Der Fall «Meise» wird bis dahin wohl kaum erledigt sein. Was passiert dann?
Sofern die Gemeinde entgegen ihrer Zusicherung nicht tätig wird, müsste geprüft werden, ob ein externes Büro mit dem Geschäft beauftragt werden soll – auf Kosten der Gemeinde. Das Regierungsstatthalteramt wird diese Aufgabe nicht selbst übernehmen.
In ländlichen Gebieten treten Verstösse gegen das Raumplanungsgesetz gehäuft auf. Blutet da Ihr Juristinnenherz?
Nein. Das ist halt einfach die Realität. Das Raumplanungsgesetz wurde auf nationaler Ebene erlassen. Nicht alle Interessen werden darin gleich stark berücksichtigt, und dass mit den Regeln nicht alle glücklich sind, kann ich verstehen. Doch das Gesetz ist da und muss befolgt werden. Man kann höchstens die vorhandenen Spielräume optimal nutzen.
Im nächsten Jahr nimmt die regionale Bauverwaltung ihre Arbeit auf. Was versprechen Sie sich von dieser neuen Abteilung?
Ich verspreche mir mehr Fachkompetenz bei der Vorprüfung. Das würde uns eine gewisse Entlastung bringen, doch im Wesentlichen bleibt unsere Arbeit die gleiche.
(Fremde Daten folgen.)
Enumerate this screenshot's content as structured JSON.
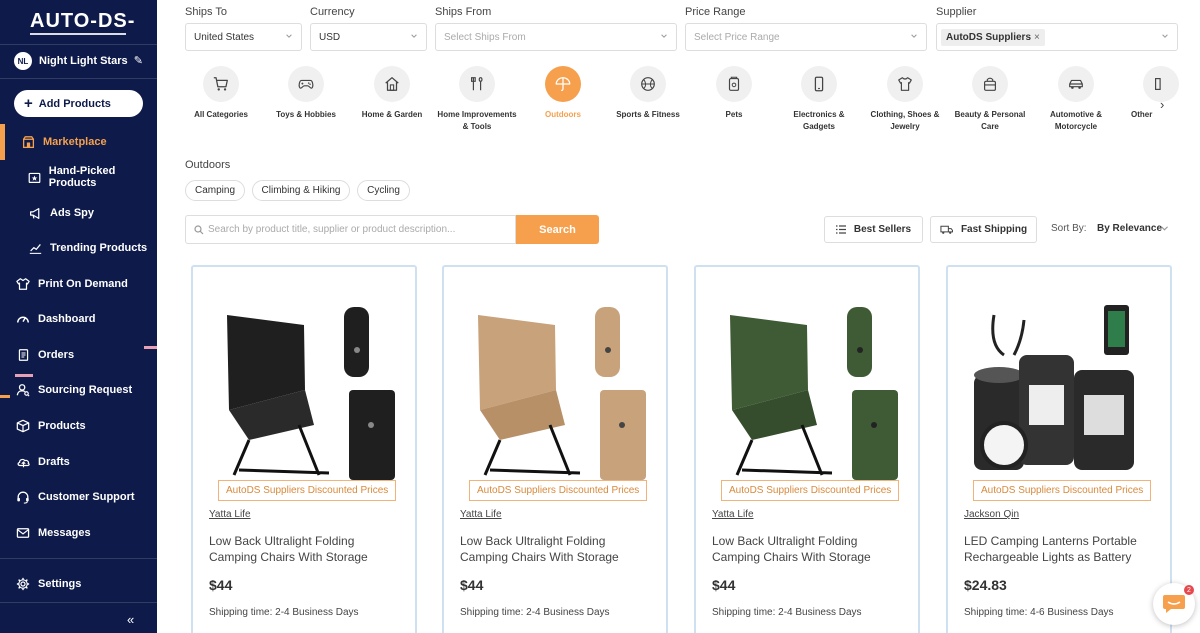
{
  "sidebar": {
    "logo": "AUTO-DS-",
    "store": {
      "initials": "NL",
      "name": "Night Light Stars"
    },
    "add_products": "Add Products",
    "items": [
      {
        "label": "Marketplace",
        "icon": "store-icon"
      },
      {
        "label": "Hand-Picked Products",
        "icon": "star-box-icon"
      },
      {
        "label": "Ads Spy",
        "icon": "megaphone-icon"
      },
      {
        "label": "Trending Products",
        "icon": "trend-icon"
      },
      {
        "label": "Print On Demand",
        "icon": "print-icon"
      },
      {
        "label": "Dashboard",
        "icon": "gauge-icon"
      },
      {
        "label": "Orders",
        "icon": "orders-icon"
      },
      {
        "label": "Sourcing Request",
        "icon": "sourcing-icon"
      },
      {
        "label": "Products",
        "icon": "box-icon"
      },
      {
        "label": "Drafts",
        "icon": "cloud-icon"
      },
      {
        "label": "Customer Support",
        "icon": "support-icon"
      },
      {
        "label": "Messages",
        "icon": "mail-icon"
      },
      {
        "label": "Settings",
        "icon": "gear-icon"
      }
    ],
    "collapse": "«"
  },
  "filters": {
    "ships_to": {
      "label": "Ships To",
      "value": "United States"
    },
    "currency": {
      "label": "Currency",
      "value": "USD"
    },
    "ships_from": {
      "label": "Ships From",
      "placeholder": "Select Ships From"
    },
    "price_range": {
      "label": "Price Range",
      "placeholder": "Select Price Range"
    },
    "supplier": {
      "label": "Supplier",
      "chip": "AutoDS Suppliers",
      "chip_close": "×"
    }
  },
  "categories": [
    {
      "label": "All Categories",
      "icon": "cart-icon"
    },
    {
      "label": "Toys & Hobbies",
      "icon": "gamepad-icon"
    },
    {
      "label": "Home & Garden",
      "icon": "house-icon"
    },
    {
      "label": "Home Improvements & Tools",
      "icon": "tools-icon"
    },
    {
      "label": "Outdoors",
      "icon": "umbrella-icon"
    },
    {
      "label": "Sports & Fitness",
      "icon": "ball-icon"
    },
    {
      "label": "Pets",
      "icon": "pet-food-icon"
    },
    {
      "label": "Electronics & Gadgets",
      "icon": "phone-icon"
    },
    {
      "label": "Clothing, Shoes & Jewelry",
      "icon": "shirt-icon"
    },
    {
      "label": "Beauty & Personal Care",
      "icon": "bag-icon"
    },
    {
      "label": "Automotive & Motorcycle",
      "icon": "car-icon"
    },
    {
      "label": "Other",
      "icon": "other-icon"
    }
  ],
  "subcategory": {
    "title": "Outdoors",
    "pills": [
      "Camping",
      "Climbing & Hiking",
      "Cycling"
    ]
  },
  "search": {
    "placeholder": "Search by product title, supplier or product description...",
    "button": "Search"
  },
  "tools": {
    "best_sellers": "Best Sellers",
    "fast_shipping": "Fast Shipping",
    "sort_label": "Sort By:",
    "sort_value": "By Relevance"
  },
  "products": [
    {
      "badge": "AutoDS Suppliers Discounted Prices",
      "supplier": "Yatta Life",
      "title": "Low Back Ultralight Folding Camping Chairs With Storage Pouch - Black",
      "price": "$44",
      "shipping": "Shipping time: 2-4 Business Days",
      "color": "#1f1f1f"
    },
    {
      "badge": "AutoDS Suppliers Discounted Prices",
      "supplier": "Yatta Life",
      "title": "Low Back Ultralight Folding Camping Chairs With Storage Pouch - Khaki",
      "price": "$44",
      "shipping": "Shipping time: 2-4 Business Days",
      "color": "#c8a27a"
    },
    {
      "badge": "AutoDS Suppliers Discounted Prices",
      "supplier": "Yatta Life",
      "title": "Low Back Ultralight Folding Camping Chairs With Storage Pouch - Army...",
      "price": "$44",
      "shipping": "Shipping time: 2-4 Business Days",
      "color": "#3f5b35"
    },
    {
      "badge": "AutoDS Suppliers Discounted Prices",
      "supplier": "Jackson Qin",
      "title": "LED Camping Lanterns Portable Rechargeable Lights as Battery Ban...",
      "price": "$24.83",
      "shipping": "Shipping time: 4-6 Business Days",
      "color": "#2a2a2a"
    }
  ],
  "chat": {
    "badge": "2"
  },
  "colors": {
    "sidebar": "#0e1b4a",
    "accent": "#f6a04d",
    "card_border": "#cfe0f0"
  }
}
Das würde sich nur dann ändern, wenn die regionale Bauverwaltung die volle Bewilligungskompetenz anstreben würde und abgesehen von Gemeinde- und Gastronomieprojekten alle Baubewilligungsverfahren selbst bearbeiten könnte. Gerade für Tourismusgemeinden wie Adelboden und Kandersteg wäre das ein beträchtlicher Mehraufwand und bräuchte zusätzliche Fachkompetenzen. Ein solcher Schritt sollte daher gut überlegt sein.
Sie nehmen bald die dritte Amtsperiode in Angriff und denken vermutlich noch nicht gleich an den Abschied. Dennoch eine letzte Frage: Was macht eigentlich eine Ex- Regierungsstatthalterin?
Ich freue mich auf meine dritte Amtszeit. Zum Glück muss ich mir diesbezüglich noch keine Gedanken machen!